ヴァトーが亡くなった後、フェート・ギャラント(雅宴画)における第一人者となったランクレ。その作品も高額で取引されるようになりました。また、フランスで金融業を営み美術コレクターだったピエール・クロザの支援を受けることも経済的な安定に影響したことでしょう。

ランクレは独自性の追求にもチャレンジし、脱ヴァトー化を進めたようです。その結果、ヴァトーの作風からの影響が薄まっていきます。

フランス国王ルイ15世の依頼でミュエット城の装飾を手掛けました。その依頼に対してランクレは6点を制作しています。

ランクレは、1743年(寛保3年)パリにて亡くなりました。

わたなびはじめ
わたなびはじめ
エカテリーナ2世のコレクションには、ランクレの作品が10点はあったと言われているんだ。
ちなみに、ランクレが1730年(享保15年)頃に描いた油彩画「眠る羊飼女」が、国立西洋美術館に収蔵されているよ。

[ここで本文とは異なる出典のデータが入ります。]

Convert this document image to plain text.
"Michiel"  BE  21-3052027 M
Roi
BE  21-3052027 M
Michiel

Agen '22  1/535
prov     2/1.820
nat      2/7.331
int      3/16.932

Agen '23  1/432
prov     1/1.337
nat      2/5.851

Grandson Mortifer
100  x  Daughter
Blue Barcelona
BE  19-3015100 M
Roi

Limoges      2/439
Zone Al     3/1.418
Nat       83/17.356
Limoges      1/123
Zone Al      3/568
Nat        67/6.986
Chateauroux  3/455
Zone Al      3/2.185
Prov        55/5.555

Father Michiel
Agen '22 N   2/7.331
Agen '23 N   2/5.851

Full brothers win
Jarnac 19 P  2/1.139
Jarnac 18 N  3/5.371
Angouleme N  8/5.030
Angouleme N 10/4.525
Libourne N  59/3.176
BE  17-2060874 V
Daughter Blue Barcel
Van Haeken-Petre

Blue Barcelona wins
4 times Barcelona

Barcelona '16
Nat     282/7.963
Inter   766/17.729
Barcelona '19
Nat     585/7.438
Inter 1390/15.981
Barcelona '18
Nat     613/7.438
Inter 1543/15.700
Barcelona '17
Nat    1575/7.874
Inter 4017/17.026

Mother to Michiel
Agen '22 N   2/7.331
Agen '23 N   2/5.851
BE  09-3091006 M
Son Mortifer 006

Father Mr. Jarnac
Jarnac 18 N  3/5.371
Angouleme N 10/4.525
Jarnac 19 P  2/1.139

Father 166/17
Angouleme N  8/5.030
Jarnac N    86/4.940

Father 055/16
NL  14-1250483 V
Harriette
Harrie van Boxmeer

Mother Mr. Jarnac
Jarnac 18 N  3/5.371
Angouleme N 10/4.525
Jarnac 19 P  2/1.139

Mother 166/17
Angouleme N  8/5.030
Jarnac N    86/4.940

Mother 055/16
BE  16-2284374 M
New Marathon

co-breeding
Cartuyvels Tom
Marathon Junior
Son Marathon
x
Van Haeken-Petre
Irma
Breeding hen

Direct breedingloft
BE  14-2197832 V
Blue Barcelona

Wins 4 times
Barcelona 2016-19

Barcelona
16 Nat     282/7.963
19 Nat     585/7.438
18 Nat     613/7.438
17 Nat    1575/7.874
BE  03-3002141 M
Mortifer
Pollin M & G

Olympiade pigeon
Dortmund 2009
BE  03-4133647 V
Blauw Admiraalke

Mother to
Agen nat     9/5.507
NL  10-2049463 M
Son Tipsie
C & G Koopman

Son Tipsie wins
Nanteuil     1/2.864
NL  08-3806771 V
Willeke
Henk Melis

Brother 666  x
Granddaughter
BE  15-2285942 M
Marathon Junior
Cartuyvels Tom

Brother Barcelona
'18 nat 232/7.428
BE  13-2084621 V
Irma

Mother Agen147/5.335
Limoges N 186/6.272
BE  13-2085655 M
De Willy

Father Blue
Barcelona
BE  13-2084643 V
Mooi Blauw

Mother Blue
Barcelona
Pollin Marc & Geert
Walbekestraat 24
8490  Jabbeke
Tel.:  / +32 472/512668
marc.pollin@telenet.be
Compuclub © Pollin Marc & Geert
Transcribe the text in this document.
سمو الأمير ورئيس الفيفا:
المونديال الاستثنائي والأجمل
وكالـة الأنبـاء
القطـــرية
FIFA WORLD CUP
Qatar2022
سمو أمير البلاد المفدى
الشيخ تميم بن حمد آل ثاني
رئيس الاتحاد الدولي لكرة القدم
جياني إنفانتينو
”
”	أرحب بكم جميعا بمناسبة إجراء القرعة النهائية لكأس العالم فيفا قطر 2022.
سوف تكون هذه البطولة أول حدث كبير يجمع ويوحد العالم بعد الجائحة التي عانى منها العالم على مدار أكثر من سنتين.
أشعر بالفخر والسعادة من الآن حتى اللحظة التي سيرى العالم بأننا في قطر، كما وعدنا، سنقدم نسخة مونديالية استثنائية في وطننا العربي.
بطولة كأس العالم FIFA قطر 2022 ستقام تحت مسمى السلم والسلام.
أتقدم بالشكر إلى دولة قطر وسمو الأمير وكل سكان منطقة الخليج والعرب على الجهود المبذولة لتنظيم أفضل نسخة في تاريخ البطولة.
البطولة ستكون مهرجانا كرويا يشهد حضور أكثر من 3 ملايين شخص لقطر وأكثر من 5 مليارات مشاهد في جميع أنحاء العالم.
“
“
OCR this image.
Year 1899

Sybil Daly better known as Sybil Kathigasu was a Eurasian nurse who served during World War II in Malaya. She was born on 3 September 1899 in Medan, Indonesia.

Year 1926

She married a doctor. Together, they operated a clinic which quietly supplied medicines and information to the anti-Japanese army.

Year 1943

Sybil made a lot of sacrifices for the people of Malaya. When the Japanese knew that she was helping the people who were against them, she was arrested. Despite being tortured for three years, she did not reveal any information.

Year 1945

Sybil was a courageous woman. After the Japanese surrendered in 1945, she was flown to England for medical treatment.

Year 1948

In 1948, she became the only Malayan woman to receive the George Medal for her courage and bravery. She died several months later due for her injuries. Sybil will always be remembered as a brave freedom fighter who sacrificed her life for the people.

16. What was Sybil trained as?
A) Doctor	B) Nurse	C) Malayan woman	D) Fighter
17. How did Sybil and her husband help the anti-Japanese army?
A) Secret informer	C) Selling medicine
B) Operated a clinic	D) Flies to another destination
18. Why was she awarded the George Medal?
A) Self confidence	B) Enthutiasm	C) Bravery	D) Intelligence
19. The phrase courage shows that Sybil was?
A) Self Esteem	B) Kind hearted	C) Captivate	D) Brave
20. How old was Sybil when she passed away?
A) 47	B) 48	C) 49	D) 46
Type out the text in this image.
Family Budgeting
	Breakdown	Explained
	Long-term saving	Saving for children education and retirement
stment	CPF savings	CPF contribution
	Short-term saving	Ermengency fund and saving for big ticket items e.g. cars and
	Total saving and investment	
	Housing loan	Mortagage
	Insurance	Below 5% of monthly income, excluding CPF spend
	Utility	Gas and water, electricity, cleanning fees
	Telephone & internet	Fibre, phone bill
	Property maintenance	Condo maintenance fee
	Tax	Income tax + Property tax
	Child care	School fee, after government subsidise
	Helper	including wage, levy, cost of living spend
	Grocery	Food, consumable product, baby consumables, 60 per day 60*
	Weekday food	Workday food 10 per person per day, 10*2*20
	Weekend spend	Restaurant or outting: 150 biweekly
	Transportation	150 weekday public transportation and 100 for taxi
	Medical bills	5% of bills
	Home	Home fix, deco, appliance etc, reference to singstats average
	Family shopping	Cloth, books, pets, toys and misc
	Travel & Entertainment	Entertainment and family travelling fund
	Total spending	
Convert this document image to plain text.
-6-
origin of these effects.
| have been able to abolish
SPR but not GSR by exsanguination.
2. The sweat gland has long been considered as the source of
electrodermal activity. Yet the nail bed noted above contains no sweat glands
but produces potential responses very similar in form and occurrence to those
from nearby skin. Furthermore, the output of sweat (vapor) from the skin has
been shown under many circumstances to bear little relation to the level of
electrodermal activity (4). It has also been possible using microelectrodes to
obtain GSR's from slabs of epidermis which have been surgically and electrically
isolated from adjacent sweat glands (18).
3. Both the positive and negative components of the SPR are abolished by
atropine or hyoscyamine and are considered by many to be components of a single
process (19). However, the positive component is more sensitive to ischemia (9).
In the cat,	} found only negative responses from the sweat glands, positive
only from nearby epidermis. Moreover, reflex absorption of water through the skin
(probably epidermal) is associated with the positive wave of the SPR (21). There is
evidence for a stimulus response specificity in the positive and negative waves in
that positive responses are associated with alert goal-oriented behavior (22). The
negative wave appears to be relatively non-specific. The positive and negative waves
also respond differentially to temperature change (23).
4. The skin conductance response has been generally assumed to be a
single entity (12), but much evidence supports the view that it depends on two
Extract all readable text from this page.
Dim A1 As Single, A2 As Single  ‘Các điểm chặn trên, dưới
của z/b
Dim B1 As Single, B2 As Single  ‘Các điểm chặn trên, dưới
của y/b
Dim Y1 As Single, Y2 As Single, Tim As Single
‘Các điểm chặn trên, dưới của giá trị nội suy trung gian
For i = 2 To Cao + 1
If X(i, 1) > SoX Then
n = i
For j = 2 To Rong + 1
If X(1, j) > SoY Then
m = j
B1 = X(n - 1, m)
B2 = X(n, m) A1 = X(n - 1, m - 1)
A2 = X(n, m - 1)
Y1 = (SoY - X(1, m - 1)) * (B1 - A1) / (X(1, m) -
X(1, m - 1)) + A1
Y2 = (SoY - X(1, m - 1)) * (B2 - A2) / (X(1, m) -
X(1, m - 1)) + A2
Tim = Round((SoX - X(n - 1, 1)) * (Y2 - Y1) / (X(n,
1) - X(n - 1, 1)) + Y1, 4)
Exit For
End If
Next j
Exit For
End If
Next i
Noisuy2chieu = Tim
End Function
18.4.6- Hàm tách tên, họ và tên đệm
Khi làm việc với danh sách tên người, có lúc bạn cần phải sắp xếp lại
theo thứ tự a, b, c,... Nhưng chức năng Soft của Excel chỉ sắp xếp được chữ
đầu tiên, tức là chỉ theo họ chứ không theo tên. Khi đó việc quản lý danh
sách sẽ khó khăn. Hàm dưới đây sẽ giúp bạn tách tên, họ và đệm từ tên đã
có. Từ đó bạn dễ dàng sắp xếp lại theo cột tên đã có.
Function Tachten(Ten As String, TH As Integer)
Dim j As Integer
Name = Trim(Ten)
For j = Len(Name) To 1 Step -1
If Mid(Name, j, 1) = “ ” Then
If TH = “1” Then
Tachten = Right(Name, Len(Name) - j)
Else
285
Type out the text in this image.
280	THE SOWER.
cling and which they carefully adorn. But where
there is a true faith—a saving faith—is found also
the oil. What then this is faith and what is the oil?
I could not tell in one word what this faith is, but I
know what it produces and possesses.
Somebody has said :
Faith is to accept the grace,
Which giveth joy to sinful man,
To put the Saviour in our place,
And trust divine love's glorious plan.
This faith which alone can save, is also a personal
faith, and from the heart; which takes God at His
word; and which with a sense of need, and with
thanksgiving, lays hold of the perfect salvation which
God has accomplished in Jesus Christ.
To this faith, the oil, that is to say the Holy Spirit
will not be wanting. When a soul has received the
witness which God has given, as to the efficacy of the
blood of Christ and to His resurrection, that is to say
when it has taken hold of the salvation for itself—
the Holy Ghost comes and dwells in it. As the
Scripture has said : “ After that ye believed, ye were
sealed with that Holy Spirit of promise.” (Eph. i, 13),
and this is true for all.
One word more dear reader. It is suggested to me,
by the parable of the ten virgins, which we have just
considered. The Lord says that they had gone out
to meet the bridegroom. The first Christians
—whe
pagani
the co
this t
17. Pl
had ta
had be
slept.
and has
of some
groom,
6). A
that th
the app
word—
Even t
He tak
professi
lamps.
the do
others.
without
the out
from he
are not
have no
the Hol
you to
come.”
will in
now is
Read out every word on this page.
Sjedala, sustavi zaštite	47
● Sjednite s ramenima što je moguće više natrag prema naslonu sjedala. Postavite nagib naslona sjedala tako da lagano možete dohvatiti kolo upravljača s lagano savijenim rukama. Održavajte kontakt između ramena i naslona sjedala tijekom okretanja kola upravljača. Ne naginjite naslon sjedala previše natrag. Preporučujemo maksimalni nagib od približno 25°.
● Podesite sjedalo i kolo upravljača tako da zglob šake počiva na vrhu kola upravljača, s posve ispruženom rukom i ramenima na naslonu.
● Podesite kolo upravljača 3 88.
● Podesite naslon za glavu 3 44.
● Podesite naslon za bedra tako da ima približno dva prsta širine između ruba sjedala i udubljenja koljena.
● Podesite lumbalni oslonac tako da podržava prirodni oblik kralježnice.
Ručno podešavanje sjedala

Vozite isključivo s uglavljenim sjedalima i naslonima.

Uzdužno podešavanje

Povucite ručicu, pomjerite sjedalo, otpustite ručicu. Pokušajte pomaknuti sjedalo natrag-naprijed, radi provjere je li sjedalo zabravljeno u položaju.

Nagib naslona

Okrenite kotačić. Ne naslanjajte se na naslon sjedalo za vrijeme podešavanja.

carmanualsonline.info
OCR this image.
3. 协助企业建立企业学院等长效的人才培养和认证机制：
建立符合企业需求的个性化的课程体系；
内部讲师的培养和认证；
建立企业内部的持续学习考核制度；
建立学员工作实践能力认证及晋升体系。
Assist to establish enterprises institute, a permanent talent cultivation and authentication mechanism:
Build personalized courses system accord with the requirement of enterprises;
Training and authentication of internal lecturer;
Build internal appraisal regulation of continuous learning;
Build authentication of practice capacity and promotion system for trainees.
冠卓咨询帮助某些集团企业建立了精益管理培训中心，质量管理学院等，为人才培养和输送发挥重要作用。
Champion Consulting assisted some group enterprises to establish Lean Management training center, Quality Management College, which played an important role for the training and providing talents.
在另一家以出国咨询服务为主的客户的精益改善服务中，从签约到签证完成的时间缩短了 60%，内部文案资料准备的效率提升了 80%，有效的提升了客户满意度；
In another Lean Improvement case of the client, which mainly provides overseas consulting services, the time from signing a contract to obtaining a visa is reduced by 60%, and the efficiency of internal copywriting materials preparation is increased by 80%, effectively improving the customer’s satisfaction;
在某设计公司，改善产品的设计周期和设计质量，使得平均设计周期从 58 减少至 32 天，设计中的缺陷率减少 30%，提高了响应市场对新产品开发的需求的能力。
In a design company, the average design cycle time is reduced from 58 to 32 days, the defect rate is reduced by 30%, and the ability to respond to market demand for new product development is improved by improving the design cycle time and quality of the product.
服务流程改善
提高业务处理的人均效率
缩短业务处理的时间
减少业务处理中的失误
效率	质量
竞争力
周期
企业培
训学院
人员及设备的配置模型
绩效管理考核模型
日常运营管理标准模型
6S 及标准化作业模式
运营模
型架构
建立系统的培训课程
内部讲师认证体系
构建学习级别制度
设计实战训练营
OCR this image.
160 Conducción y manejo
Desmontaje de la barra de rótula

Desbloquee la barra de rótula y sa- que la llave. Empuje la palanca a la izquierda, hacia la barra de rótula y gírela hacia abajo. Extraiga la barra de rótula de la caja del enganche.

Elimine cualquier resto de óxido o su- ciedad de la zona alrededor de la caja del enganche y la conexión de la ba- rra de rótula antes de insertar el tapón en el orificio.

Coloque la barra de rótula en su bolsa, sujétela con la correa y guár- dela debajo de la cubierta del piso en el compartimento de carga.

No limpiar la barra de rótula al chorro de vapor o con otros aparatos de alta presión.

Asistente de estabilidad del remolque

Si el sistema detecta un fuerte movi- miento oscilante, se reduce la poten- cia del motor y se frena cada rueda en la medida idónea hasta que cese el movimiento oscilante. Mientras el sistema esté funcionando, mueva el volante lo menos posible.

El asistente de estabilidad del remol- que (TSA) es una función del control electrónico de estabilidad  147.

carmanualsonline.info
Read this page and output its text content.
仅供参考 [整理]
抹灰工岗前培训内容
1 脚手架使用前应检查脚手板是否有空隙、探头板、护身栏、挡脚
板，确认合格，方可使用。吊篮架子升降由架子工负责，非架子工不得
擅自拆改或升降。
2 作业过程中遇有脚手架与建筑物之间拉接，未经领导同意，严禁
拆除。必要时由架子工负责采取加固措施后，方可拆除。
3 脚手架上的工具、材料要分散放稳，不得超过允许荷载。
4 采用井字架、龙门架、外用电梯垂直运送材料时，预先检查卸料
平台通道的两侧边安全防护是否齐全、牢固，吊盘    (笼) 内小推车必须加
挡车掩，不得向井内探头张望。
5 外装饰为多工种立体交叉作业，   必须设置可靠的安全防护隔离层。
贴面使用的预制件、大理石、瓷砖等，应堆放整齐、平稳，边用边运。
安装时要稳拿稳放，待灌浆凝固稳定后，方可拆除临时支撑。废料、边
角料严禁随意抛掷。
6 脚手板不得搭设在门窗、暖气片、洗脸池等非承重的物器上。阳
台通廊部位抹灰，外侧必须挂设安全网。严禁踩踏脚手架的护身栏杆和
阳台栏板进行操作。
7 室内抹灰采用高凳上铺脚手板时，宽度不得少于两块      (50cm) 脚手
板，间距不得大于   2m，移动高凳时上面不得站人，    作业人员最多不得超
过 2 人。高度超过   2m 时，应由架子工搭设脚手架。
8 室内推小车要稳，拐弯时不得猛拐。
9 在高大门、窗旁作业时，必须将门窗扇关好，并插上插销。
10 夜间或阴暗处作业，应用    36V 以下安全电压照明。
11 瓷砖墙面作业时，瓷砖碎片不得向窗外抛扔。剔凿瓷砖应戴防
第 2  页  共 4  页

なびさんぽで紹介している二コラ・ランクレ(ニコル・ランクレ)作品

パリ(フランス)シャンゼリゼ通りパリ(フランス)シャンゼリゼ通り

【なびさんぽ】でご紹介している二コラ・ランクレ(ニコル・ランクレ)の作品は、次の通りです。

いたずら 制作年:1735年頃。
【アイルランド国立美術館所蔵】
庭園のコンサート 制作年:不明(1690~1743年)。
【エルミタージュ美術館所蔵】

まとめ

ニコル(ニコラ)・ランクレとは
  1. アントワーヌ・ヴァトーの影響を受けた画家。
  2. アントワーヌ・ヴァトー亡きあとフェート・ギャラント(雅宴画)の第一人者になった画家。
  3. ルイ15世からの依頼を受けミュエット城の装飾のために6作品を制作。